The police will pass on the details to the local Youth Offending Team (YOT) who may contact the young person's parents or carers by phone and have a chat about the young person, their family and the events that led up to the reprimand.
Sometimes the young person can be referred to the youth offending team (YOT) to take part in a voluntary programme to help them address their offending behaviour.
Once the young person have been bailed from the Police Station, they will have been given a date and a time to return to a "Restorative Justice Clinic" (RJ Clinic) to receive your Reprimand or Final Warning from a specially trained officer. The purpose of this is to discuss what happened, why it happened and also to find out how you can repair any harm that has been caused.

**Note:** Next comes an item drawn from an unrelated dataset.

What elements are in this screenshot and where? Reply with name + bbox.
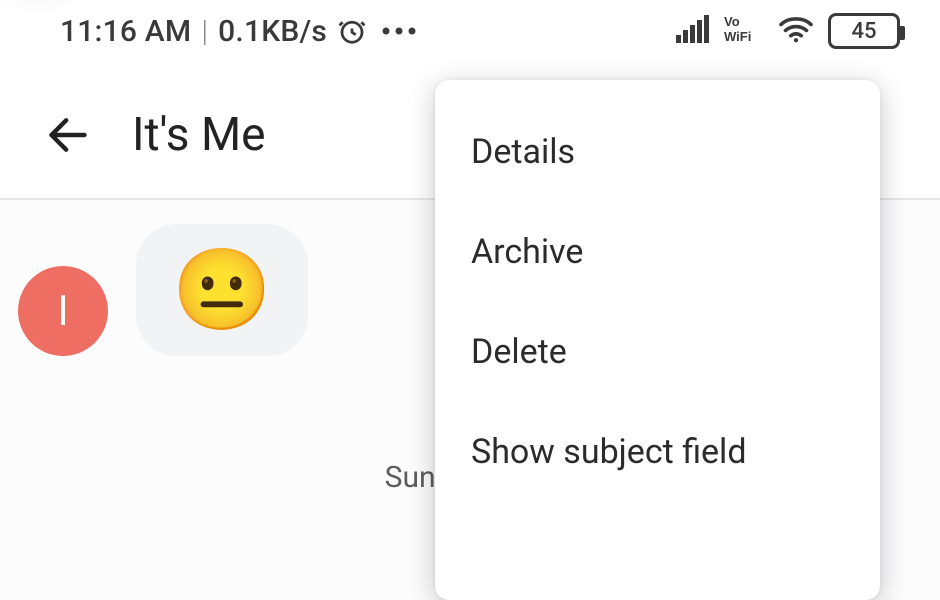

The RJ Clinic usually takes place at the local Police Station. The parents or carers will also be expected to attend.
The young person do not have to accept advice or YOT assistance. Any activity or assistance offered by the YOT is voluntary.
If the young person break the law again, they will more than likely be sent to the Youth Court. This can lead to them being found guilty and sentenced.
Reprimands and Final Warnings are a statutory disposal, created by sections 65-66 of the Crime and Disorder Act 1998 to replace cautions for offenders aged 17 and under. Guidance on the scheme is available for Police and Youth Offending Teams (YOTs) through joint Home Office/Youth Justice Board guidance published in November 2002.